14 réponses à “Contes berlinois Acte II : Trabi-Safari

  1. « je me suis réveillée tôt, pour satisfaire mes pulsions d’écriture. Sur mon vélo miniature »

    comme je t’envie de pouvoir écrire en pédalant :-)

    cette femme sait tout faire.

  2. @ Arbobo : ah là là il cherche la petite bête mon ami Arbobo! Je prenais mon vélo pour me rendre là où je vais souvent pour écrire… ;-) mais c’est vrai que je sais tout faire. Mes amis m’appellent La Poste. Et en plus je suis jamais en grève. Arf.

  3. je te taquines ^^

    j’aime savoir que tu écris à n’importe quelle heure

  4. classe une trabant
    haha
    on se balade en trabant
    on fait le tour du monde avec
    un petit tour de trabant
    ça ne fait pas de mal
    avec ma trabant j’irai partout
    faut dire que ma trabant
    je vais lui mettre un moteur digne de ce ça
    et des sièges super confort cousus mains
    et une sono de dingue

    ahahah
    la trabant
    faudrait l’envoyer à pimp my ride
    sur mytv
    et xibit s’en occuperait pour la tuner
    mettre des écrans partout
    même sur les roues
    même dans le coffre
    même sur le toit
    hahah
    vive la trabant

  5. Cherchez l’intrus qui fait son break du matin.

    Le temps fané du moteur à deux temps.

  6. @ Arbobo : pas d’heure pour la muse. Quelle emmerdeuse!

    @ Stéphane : je trouve que c’est une idée géniale, poussons leur Ostalgie jusqu’au bout!

    @ Gondolfo : très joli… les garçons deviennent poètes quand on leur parle de voitures!

  7. Comme je t’envie de pouvoir te balader sans éveiller une quelconque crainte ou acrimonie chez celles et ceux qui croisent ton regard. A Paris, désormais, je ne peux déambuler boulevard Voltaire ou rue des boulets sans être dévisagé et pire sans avoir peur d’être la victime de regards mal interprétés.

  8. J’ai oublié de mettre le lien pour un ami qui a photographié merveilleusement Berlin:
    http://nuages.skynetblog.be/

    # Berlin 1999 (51)
    # Berlin 1999 (50)
    # Berlin 1999 (49)
    # Berlin 1999 (48)
    # Berlin 1999 (47)
    # Berlin 1999 (46)
    # Berlin 1999 (45)
    # Berlin 1999 (44)
    # Berlin 1999 (43)
    # Berlin 1999 (42)
    # Berlin 1999 (41)
    # Berlin 1999 (40)
    # Berlin 1999 (39)
    # Berlin 1999 (38)
    # Berlin 1999 (37)
    # Berlin 1999 (36)
    # Berlin 1999 (35)
    # Berlin 1999 (34)
    # Berlin 1999 (33)
    # Berlin 1999 (32)
    # Berlin 1999 (31)
    # Berlin 1999 (30)

  9. Délicieux, cet instant volé au sommeil des Trabants!

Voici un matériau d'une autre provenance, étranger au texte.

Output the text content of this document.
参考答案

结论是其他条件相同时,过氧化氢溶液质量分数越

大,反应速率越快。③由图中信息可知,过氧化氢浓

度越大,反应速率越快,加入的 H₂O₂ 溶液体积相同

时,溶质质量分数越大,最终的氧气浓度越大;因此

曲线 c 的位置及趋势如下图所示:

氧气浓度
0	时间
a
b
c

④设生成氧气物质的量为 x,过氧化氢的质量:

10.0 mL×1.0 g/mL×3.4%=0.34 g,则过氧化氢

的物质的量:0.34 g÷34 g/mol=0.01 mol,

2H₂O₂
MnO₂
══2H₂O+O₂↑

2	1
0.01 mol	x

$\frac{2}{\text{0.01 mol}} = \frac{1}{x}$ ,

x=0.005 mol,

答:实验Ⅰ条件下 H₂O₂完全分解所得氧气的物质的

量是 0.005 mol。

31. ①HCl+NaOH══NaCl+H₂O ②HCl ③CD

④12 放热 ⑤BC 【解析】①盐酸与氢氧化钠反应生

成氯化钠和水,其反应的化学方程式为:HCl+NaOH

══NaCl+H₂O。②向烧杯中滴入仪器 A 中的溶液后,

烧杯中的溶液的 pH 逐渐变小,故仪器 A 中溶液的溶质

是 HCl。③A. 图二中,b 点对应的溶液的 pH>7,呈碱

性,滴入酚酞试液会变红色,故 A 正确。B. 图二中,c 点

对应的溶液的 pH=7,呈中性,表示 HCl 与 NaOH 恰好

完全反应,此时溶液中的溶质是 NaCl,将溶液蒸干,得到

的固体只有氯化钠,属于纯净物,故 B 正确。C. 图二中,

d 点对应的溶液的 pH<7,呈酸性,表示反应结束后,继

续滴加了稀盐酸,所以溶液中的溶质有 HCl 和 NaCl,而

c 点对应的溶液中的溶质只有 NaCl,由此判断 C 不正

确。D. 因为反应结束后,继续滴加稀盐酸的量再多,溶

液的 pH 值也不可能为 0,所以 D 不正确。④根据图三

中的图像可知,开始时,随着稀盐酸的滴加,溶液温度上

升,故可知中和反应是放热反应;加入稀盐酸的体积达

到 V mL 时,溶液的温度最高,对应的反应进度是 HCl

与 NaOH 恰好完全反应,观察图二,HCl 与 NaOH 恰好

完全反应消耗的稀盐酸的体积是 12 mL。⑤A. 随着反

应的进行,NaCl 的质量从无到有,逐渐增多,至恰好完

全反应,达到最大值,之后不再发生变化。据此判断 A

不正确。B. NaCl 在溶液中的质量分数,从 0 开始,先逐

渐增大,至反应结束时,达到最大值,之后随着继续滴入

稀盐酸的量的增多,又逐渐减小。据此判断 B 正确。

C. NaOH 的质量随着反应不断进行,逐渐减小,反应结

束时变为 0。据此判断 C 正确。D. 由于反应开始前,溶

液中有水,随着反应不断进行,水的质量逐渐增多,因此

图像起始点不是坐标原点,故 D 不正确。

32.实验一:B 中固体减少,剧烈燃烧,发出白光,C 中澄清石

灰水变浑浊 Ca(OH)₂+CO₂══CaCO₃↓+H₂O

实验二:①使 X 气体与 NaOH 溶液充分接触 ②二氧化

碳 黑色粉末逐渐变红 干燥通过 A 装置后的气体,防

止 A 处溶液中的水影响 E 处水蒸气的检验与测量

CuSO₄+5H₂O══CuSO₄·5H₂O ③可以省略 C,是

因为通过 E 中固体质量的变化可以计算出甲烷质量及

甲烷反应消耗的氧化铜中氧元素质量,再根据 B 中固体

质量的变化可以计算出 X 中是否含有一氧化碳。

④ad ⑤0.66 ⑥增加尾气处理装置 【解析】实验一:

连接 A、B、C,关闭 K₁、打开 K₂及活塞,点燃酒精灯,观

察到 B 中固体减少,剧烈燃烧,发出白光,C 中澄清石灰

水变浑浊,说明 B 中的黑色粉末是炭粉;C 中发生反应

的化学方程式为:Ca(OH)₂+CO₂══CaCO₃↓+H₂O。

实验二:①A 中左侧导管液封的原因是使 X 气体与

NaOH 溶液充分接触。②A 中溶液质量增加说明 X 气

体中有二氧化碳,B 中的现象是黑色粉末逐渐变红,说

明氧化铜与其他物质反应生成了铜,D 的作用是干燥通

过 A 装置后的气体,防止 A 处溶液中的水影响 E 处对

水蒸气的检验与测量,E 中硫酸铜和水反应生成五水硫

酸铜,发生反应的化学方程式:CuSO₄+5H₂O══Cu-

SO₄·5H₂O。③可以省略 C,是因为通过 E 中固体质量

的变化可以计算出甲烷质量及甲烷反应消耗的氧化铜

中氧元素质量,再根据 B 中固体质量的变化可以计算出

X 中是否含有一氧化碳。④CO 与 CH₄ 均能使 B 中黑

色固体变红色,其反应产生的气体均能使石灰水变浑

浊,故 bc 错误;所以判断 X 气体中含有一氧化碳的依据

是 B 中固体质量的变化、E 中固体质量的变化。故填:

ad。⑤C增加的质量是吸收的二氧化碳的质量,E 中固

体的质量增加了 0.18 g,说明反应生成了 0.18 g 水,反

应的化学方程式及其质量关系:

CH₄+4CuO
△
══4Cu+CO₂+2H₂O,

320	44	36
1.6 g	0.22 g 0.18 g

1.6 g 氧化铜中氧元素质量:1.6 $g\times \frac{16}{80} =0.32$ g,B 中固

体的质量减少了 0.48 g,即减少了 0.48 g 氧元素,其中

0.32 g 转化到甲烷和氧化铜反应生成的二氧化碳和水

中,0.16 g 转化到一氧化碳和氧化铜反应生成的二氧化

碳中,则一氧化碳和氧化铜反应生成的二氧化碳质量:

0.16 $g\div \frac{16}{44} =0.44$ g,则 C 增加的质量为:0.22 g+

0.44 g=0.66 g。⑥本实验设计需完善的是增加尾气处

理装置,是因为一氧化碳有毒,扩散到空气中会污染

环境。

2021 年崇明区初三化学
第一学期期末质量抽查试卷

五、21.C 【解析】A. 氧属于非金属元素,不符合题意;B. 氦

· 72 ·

  10. @ Mohamed : oh, merci pour ce lien, comme ces photos sont émouvantes pour moi… Berlin en déliquescence, comme à l’abandon, il y a dix ans… aujourd’hui, ce serait intéressant d’aller refaire les mêmes photos aux mêmes endroits… tout est bien plus propre dans les quartiers centraux. Très émouvant!

    A Paris, oui, il est bien difficile de se livrer au plaisir de la photo. Mais à Berlin aussi parfois. Là, c’est juste parce qu’il était 6 heures du matin!

    @ Maude : merci :-)

  11. Alors là, il va falloir me donner le lieu exact d’exposition de ces trabants: je rêve de les prendre en photo!!! Alors, où est-ce que ça se passe?

    Je rêve également de pouvoir prendre des photos du parc d’attraction abandonné de treptower park, malheureusement, il faut une autorisation :s

    • Moi aussi je rêve de visiter ce parc! il y a eu un film fait dessus qui est passé à la Berlinale, mais je l’ai loupé.

      Alors pour les Trabis c’est simple : c’est dans Mitte, au coin des rues Wilhelmstrasse et Zimmerstrasse. Es-tu Berlinois?

  12. Ja, mais juste pour un an :s cette année s’achève d’ailleurs en juillet, mais je suis tombé amoureux de Berlin, et pense bien y passer tous les ans maintenant!

    • t’as bien raison… c’est ce que j’ai fait pendant mes études (après un échange universitaire en 2001) jusqu’à ce que n’y tenant plus, je décide de m’y fixer… et j’y suis depuis janvier. Heureuse!